Construction industry examples
I was sceptical about whether this would be appropriate in the dry and technical constuction industry. Empire Cat, an Arizona machinery dealership have a fun 404 page (the web page that is returned when you follow an out-of-date link). Although the image is fun, showing a mechanic or assembly line employee searching in boxes, the key point for me is that it’s useful – the 404 page points the user back to the core links. via socialfresh and Empire Cat
Things take a sillier turn with this Russian construction company. The animated ‘under construction’ scene is relevant to what they do, but with the oddly captivating dancing stick man and cheesy Russian pop, you could actually linger and spend some time on this page. There is only one link back to the home page though, and it isn’t very obvious. via Gizmodo and kvartirakrasivo.ru
Lets take a step back. There are a minority of construction companies and product manufacturers doing these sorts of things. Very few are even capturing opt-in email addresses to build their own list, or using 404 pages to redirect people, let alone add a bit of humour to the mix. Do you have any examples? Let me know in the comments.
Further reading on FIWTSBS (Find Interesting Ways To Say Boring Stuff), and more highlights from Ann’s keynote presentation at: Ann Handley’s Fight For Good Content vs. Good Enough Content.
Making construction industry writing interesting
Over the years I have written about some pretty boring stuff. Cast iron bollards, hardwood benches and stainless steel drainage channel covers. It became a running joke that my colleagues and I were ‘street furniture nerds’. When out and about, you’d point out elements of the urban environment, to the bemusement of your friends.
However, the audience we write for, as construction industry marketers, aren’t interesting in ‘sexed up’ content – they just want the technical information.

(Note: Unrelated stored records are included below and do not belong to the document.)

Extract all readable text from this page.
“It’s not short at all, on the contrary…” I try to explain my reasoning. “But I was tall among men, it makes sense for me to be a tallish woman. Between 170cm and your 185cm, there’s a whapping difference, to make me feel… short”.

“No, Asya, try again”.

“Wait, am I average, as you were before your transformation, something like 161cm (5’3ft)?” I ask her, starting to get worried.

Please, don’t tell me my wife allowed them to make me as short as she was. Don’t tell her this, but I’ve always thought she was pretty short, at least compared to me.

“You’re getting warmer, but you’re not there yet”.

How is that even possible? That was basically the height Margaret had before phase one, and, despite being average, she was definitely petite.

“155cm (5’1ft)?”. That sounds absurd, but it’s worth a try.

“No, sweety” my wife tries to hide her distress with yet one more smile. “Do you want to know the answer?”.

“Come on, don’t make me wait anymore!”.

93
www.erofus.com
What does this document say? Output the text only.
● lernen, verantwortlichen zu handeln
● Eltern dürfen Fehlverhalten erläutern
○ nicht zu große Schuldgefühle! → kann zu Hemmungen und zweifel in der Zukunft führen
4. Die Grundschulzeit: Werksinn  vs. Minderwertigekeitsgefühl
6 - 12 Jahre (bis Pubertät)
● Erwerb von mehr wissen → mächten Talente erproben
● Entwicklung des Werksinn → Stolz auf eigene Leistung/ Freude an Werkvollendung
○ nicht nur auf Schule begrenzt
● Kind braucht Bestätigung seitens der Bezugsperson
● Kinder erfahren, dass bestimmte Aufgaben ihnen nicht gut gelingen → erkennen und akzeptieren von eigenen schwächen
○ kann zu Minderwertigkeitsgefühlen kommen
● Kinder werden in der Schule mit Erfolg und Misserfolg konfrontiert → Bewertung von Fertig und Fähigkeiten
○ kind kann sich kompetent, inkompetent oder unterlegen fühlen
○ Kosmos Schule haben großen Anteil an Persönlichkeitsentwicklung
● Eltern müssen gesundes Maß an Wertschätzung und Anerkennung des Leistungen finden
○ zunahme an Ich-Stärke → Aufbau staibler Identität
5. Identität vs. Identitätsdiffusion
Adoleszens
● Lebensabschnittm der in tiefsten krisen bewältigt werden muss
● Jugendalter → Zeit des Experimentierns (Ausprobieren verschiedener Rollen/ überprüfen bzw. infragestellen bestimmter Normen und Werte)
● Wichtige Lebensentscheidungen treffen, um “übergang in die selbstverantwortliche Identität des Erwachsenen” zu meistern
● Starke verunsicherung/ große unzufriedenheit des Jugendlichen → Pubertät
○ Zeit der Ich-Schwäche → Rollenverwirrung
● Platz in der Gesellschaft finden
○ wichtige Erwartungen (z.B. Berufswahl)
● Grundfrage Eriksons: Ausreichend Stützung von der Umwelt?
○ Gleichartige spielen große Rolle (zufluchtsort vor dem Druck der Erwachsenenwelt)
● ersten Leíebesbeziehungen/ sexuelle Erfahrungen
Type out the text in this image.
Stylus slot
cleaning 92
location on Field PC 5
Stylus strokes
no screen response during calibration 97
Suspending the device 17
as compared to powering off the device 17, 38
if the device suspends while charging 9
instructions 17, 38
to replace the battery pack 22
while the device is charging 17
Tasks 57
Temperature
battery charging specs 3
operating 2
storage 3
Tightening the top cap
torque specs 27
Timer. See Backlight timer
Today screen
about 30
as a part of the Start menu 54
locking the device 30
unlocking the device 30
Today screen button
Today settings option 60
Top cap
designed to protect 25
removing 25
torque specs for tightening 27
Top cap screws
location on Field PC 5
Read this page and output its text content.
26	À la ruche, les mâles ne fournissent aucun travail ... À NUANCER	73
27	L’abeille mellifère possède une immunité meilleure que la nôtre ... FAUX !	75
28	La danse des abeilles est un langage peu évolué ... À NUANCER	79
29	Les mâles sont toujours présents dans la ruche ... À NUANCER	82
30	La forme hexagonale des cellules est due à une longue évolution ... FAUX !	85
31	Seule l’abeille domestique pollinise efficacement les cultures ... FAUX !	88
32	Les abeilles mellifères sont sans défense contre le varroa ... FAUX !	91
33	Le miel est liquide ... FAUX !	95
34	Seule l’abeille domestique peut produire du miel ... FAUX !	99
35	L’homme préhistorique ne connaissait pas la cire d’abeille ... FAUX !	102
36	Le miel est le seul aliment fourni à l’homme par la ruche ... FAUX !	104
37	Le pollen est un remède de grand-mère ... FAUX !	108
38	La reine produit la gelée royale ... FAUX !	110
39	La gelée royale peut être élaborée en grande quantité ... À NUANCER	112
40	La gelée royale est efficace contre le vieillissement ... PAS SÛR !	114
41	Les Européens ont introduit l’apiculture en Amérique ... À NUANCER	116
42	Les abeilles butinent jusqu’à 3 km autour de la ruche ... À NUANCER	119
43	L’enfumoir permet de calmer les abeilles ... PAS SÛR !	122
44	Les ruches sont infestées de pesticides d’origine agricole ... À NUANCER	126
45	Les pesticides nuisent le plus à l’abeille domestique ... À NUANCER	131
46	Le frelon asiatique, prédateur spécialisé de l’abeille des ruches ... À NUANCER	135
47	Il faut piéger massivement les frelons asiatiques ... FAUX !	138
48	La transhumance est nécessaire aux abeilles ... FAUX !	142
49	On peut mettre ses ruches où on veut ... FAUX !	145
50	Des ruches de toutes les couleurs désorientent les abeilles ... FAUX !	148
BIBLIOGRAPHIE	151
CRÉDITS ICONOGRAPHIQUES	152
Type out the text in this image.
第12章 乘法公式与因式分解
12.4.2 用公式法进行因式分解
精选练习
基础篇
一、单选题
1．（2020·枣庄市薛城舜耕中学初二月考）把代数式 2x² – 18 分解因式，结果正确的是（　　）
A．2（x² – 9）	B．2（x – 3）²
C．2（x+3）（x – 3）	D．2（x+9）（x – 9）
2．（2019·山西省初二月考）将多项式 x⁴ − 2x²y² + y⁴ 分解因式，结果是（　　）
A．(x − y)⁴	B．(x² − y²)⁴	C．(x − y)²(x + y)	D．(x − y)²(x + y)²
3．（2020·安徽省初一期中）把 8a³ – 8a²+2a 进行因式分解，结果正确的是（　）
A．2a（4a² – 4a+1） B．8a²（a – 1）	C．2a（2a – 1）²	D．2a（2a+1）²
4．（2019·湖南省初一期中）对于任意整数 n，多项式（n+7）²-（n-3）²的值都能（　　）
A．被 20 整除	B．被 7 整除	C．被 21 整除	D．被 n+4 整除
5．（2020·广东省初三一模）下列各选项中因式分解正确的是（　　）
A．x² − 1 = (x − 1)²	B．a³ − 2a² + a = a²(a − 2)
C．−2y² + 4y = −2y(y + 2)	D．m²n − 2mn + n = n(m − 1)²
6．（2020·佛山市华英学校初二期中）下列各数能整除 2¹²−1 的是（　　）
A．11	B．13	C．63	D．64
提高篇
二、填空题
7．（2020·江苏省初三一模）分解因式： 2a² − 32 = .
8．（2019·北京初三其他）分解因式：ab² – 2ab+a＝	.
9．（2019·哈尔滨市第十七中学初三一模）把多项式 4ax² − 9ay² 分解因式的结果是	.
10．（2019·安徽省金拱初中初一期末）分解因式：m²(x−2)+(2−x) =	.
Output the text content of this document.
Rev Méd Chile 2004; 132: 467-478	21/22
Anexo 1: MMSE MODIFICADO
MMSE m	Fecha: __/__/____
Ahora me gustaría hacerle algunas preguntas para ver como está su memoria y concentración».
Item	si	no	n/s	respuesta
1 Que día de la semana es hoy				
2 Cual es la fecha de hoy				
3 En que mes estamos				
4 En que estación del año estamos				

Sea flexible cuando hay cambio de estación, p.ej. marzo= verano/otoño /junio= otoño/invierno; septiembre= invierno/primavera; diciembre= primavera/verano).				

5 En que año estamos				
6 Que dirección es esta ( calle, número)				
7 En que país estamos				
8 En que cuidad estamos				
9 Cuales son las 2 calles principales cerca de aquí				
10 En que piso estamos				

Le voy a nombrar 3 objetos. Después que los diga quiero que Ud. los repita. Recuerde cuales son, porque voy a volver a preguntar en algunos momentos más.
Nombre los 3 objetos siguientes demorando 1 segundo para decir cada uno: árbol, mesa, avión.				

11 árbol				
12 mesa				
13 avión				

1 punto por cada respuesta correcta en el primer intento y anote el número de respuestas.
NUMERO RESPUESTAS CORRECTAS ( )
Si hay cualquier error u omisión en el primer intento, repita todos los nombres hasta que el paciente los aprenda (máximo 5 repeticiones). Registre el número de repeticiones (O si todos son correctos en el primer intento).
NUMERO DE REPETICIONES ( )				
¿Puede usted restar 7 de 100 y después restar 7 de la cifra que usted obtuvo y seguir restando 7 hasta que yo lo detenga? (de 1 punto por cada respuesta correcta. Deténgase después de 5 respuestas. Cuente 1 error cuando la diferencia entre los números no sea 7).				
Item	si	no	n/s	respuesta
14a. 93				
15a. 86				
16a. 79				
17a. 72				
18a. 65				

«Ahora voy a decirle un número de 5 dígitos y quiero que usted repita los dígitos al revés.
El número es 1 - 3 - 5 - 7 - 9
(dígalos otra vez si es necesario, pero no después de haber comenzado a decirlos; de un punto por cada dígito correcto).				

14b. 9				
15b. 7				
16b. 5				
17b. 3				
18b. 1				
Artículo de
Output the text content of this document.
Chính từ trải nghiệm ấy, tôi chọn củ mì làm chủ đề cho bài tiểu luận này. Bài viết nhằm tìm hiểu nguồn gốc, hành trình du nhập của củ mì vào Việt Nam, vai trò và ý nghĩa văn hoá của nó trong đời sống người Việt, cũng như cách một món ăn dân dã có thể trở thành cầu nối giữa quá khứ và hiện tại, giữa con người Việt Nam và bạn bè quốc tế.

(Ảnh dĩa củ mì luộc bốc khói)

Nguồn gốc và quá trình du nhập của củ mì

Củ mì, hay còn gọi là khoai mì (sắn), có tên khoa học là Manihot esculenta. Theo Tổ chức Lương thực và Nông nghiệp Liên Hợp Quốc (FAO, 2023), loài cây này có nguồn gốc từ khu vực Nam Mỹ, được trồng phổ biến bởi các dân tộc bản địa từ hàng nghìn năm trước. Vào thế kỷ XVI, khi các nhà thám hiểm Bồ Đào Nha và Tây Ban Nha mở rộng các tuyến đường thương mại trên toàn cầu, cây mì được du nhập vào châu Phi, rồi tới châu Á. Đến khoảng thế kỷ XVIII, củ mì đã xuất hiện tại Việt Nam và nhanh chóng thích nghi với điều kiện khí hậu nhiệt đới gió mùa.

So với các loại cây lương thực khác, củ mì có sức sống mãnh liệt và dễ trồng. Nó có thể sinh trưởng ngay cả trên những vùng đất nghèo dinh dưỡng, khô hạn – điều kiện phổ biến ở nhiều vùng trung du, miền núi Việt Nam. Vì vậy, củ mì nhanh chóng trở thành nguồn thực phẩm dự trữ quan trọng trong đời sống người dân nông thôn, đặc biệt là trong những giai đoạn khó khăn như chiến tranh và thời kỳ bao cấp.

This is a phrase I’ve heard time and again, in different forms and from different angles, over the years.
In fact, the seemingly boring aspects of a product are often the most important. Is it 304 or 316 stainless steel? The answer is vitally important if the project is the renovation of a seaside promenade.
Companies often struggle to tell a compelling story in their case studies. Here’s another example – the you are selling tens of thousands of tons of gravel, how can you make it interesting? Your quarry has an on-site technical lab, testing the stone to ensure the material is of the necessary hardness – pretty nerdy, who is going to care about that? But this lab, and the fact that vast quantities of the material are held in stock at the yard and are dispatched daily via a fleet of loyal local hauliers becomes the critical element. The contractor had the guaranteed supply they needed to complete an important road infrastructure project.
These seemingly boring details could be the difference between a multi-million pound project finishing on time and on budget, or becoming a public relations fiasco, eroding the trust of investors or local people.
So for construction, I say don’t strive to make the writing overly interesting. Focus on the boring details – these are what keep the construction industry moving, they are what specifiers need. They just want the technical information.